Suddenly, Durst leaps onto the table and throws his pen into the crowd, signaling the end of the proceedings. As his band mates beat their retreat, he grins gleefully, raises his arms, and extends the middle finger of each hand.

And a postmodern peace sign backatcha, pal.

That a band from Jacksonville, Fla., which plays raging, testosterone-soaked music that’s the antithesis of Lilith limpidity is managing to attract any kind of female following is a mystery of Brobdingnagian proportions. But, to paraphrase blues legend Willie Dixon, the little girls obviously understand. At Limp Bizkit’s June 22 appearance at a Seattle record store, girls outnumbered boys two to one, according to Kim Monroe, music director at modern-rock station KNDD. ”As a woman, I loved seeing that,” says Monroe. ”These cute little 15-year-old girls who love Limp Bizkit and like to get in the mosh pit and jump around as much as the boys. It feels like a revolution.”

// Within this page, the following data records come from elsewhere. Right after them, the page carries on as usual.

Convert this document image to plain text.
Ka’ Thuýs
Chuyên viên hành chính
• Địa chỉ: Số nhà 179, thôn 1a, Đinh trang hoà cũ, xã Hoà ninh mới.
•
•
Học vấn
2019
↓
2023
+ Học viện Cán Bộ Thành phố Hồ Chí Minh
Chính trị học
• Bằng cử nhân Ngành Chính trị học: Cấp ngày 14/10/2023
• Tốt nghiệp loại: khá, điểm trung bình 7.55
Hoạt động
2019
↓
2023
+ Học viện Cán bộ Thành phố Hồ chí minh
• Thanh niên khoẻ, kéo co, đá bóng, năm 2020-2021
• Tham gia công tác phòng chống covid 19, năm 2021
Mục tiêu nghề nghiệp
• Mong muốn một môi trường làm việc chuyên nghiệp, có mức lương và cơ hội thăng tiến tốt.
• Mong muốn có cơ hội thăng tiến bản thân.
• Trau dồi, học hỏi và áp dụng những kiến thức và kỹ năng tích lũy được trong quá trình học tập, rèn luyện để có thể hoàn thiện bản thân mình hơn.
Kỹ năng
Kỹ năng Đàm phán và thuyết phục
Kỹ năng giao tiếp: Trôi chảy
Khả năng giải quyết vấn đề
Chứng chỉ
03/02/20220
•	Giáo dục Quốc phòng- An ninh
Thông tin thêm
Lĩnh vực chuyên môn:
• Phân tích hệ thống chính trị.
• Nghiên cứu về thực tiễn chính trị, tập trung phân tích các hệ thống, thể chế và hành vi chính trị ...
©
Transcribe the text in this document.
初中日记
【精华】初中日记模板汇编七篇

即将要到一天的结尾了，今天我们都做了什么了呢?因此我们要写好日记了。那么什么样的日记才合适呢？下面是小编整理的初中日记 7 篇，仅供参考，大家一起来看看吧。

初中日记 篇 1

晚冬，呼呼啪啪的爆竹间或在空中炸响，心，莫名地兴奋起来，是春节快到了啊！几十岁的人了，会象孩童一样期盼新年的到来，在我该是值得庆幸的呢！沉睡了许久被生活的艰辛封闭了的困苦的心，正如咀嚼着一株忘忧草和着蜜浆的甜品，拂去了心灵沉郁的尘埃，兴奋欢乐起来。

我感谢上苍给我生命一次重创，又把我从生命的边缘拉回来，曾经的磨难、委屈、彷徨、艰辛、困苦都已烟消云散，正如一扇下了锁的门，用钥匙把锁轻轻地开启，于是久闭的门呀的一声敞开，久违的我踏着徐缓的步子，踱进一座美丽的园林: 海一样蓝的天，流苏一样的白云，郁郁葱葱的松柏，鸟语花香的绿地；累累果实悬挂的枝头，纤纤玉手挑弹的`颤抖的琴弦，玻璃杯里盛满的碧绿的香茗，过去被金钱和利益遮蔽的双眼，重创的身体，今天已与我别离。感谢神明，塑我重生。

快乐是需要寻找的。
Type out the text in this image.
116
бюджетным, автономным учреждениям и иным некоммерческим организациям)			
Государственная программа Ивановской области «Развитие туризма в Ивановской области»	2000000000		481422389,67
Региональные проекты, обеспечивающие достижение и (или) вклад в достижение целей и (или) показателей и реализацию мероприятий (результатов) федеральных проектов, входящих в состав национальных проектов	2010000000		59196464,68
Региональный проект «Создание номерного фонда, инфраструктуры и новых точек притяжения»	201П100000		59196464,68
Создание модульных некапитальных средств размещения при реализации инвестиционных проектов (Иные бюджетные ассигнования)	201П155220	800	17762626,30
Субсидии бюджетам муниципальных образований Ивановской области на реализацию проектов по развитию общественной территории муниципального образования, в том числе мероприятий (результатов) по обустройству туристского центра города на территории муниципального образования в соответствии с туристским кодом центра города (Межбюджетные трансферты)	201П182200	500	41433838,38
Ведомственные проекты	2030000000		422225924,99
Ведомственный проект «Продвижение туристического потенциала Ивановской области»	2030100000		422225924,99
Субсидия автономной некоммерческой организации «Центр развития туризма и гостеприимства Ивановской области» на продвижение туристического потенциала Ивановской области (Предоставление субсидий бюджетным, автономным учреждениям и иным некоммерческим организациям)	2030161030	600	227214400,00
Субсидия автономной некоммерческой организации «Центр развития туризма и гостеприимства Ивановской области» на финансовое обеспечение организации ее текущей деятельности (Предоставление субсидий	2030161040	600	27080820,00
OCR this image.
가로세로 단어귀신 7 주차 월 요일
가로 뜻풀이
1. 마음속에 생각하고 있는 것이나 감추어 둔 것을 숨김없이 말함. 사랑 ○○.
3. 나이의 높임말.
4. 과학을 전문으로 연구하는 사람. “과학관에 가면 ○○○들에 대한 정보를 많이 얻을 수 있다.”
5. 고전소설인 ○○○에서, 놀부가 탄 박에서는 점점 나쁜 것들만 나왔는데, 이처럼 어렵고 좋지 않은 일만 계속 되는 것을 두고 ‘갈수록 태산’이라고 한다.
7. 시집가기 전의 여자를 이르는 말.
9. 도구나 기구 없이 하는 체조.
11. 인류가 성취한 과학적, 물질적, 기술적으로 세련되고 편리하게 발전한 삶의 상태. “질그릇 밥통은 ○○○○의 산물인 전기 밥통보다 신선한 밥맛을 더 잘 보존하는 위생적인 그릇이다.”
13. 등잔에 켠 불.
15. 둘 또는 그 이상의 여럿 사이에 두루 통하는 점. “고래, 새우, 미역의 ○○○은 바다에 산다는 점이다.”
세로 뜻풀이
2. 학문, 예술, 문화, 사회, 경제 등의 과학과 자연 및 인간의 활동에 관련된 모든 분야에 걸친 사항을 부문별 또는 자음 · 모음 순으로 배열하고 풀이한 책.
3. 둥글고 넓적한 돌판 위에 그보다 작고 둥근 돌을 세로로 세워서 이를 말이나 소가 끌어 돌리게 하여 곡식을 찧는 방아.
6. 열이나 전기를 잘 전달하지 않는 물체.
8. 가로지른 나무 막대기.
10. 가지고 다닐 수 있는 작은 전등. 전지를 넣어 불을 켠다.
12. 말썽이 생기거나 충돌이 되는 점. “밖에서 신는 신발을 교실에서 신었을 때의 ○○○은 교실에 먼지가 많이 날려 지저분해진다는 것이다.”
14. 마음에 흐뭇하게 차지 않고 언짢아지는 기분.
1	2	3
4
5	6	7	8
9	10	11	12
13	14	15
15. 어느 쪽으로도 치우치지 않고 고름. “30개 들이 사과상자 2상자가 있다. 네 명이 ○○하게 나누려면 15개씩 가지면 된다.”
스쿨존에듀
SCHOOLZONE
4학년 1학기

It’s certainly a phenomenon any marketing sharpie worth his or her expense account would welcome. To maximize profit, cherchez la femme, as the saying goes. Durst — who talks as enthusiastically as he raps, and with a few more pounds could pass for a WWF contender — is understandably pleased with the distaff attention: ”Girls buy more records than guys.”

Whatever their gender, plenty of folks are jumping on the Bizkit bandwagon. Significant Other, the band’s just-released sophomore disc, debuted at No. 1, selling a head-spinning 635,000 copies and dislodging fellow Floridians Backstreet Boys from the pop chart’s apex. It’s a quantum leap forward from its predecessor, 1997’s Three Dollar Bill Yall$. They’ve added vivid patches of melody and textured instrumental flourishes to their adrenalized sonic brutality, baiting the proceedings with cameos from Wu-Tang Clan’s Method Man, Korn’s Jonathan Davis, and Stone Temple Pilots’ Scott Weiland. ”This record is to Three Dollar Bill as [Nirvana’s] Nevermind was to Bleach,” says Flip Records prexy Jordan Schur, who signed Bizkit in ’96 and enjoys a joint-venture deal with Interscope for the band’s releases.